Hmm, yes, that makes a *lot* of sense :-)
I'll update the code soon. Thank you very much!

Sure, this is my responsiblity to maintain, after all. @labster, any particular form of credit? Currently it's just a line in the changelog:

  • Version 1.0.2, 2017-03-25: A much improved query of pre-existing categories, by Brent Laabs (labster).

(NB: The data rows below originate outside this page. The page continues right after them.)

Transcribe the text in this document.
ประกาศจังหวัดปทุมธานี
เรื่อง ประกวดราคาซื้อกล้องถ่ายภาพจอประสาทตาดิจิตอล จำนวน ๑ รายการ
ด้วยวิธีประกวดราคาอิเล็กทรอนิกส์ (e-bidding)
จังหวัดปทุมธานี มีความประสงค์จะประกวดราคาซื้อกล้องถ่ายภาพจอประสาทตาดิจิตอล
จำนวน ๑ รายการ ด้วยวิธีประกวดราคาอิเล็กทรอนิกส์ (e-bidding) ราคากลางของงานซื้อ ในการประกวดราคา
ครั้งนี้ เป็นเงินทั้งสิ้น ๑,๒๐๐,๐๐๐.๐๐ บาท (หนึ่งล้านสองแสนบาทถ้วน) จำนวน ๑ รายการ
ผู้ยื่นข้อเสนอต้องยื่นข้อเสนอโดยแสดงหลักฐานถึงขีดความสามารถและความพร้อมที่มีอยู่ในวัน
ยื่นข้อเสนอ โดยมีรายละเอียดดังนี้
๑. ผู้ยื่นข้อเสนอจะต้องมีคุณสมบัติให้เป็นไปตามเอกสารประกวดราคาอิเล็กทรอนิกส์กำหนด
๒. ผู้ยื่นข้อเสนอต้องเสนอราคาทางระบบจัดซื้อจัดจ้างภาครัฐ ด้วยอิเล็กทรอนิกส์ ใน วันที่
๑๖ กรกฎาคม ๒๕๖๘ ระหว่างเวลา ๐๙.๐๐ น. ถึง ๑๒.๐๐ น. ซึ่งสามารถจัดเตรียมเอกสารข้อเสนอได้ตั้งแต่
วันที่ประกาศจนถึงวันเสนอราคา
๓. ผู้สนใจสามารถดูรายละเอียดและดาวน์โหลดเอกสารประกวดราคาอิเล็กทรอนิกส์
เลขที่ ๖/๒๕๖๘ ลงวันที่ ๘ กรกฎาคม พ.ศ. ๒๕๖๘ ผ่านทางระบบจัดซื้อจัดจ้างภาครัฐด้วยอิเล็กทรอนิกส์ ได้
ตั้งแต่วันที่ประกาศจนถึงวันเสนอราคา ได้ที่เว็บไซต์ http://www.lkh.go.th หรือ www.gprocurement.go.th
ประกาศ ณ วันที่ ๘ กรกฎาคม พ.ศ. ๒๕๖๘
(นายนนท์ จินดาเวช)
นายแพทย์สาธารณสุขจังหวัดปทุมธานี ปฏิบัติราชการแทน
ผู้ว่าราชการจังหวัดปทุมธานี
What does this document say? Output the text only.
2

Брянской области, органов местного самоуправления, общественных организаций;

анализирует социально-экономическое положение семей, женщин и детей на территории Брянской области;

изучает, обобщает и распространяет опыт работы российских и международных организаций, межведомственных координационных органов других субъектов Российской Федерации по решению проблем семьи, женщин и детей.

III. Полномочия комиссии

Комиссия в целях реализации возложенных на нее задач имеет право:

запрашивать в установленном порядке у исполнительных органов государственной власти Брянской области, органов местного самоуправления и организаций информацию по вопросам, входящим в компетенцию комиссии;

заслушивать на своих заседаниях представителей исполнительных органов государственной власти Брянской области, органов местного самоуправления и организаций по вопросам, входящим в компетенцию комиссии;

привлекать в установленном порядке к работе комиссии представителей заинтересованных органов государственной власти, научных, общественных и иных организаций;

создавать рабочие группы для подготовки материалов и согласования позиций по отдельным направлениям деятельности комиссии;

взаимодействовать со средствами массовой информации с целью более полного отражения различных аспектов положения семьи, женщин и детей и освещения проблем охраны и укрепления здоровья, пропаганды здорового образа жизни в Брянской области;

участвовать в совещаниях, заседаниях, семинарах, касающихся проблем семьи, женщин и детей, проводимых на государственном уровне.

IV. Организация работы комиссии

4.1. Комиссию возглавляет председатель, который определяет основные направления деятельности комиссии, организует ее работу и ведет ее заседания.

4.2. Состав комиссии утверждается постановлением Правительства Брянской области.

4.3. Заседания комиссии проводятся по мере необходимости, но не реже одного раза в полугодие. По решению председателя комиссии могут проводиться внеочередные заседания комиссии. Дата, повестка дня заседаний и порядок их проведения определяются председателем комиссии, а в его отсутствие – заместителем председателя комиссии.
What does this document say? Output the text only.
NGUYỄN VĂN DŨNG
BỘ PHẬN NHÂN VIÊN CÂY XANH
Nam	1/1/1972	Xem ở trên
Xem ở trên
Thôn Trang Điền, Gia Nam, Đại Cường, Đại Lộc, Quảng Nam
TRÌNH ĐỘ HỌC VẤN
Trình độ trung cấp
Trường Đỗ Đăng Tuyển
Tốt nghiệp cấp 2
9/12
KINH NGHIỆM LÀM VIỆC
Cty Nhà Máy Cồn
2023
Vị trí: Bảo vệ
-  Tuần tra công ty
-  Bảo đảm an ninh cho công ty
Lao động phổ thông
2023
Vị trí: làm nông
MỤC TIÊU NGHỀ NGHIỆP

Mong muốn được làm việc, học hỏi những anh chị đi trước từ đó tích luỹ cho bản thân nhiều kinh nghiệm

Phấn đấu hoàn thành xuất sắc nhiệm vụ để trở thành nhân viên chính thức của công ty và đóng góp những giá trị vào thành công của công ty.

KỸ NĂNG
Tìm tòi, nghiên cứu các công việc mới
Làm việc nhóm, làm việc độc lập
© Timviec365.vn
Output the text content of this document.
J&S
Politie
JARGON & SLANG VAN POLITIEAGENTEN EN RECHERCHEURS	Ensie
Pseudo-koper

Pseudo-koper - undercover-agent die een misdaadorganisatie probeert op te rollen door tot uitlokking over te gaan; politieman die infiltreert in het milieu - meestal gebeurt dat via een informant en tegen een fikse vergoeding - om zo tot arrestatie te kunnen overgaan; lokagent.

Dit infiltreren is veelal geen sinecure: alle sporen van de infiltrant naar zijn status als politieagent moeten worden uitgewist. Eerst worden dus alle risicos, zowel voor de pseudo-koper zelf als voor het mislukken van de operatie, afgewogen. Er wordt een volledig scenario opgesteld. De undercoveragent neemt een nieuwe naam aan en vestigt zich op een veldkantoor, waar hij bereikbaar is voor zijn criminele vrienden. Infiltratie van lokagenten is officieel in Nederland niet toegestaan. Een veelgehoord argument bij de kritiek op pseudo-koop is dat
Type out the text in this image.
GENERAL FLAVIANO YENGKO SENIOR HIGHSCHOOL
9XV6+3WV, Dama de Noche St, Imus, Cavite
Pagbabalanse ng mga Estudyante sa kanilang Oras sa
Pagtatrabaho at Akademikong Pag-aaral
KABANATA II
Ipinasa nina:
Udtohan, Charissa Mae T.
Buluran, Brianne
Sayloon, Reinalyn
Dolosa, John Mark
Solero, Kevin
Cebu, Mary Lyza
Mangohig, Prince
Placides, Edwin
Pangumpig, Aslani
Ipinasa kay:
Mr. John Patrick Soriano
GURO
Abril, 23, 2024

(BTW, when looking at this I noticed I actually meant to switch over to use MW's LinkBatch to check for existing categories instead of using a direct query - although I never checked if it works for category links or just for regular links).

That credit works for me.

I guess on thinking about it a little further, at this stage of the parse, shouldn't all of the category links have been rendered? I'm thinking they should already be in the LinkCache by then. So instead of doing any DB query, maybe just use Title->exists() on all of the categories? Skipping the ones that do exist, of course.

I don't 100% know the internals on this, but maybe try it and see if it results in less queries?

Change 352352 had a related patch set uploaded (by FreedomFighterSparrow; owner: FreedomFighterSparrow):
[mediawiki/extensions/AutoCreateCategoryPages@master] A much improved query of pre-existing categories, by Brent Laabs (labster)

https://gerrit.wikimedia.org/r/352352

Sorry for taking so long on this... I have uploaded a patchset with your changes and merged it, @labster, and will merge it as soon as gerrit allows me.
I'm busy with other things ATM, so I'll leave the improved existence-check to another time.

Change 352352 merged by FreedomFighterSparrow:
[mediawiki/extensions/AutoCreateCategoryPages@master] A much improved query of pre-existing categories, by Brent Laabs (labster)

https://gerrit.wikimedia.org/r/352352

@FreedomFighterSparrow Can we assume by the merge above that the issue is now resolved?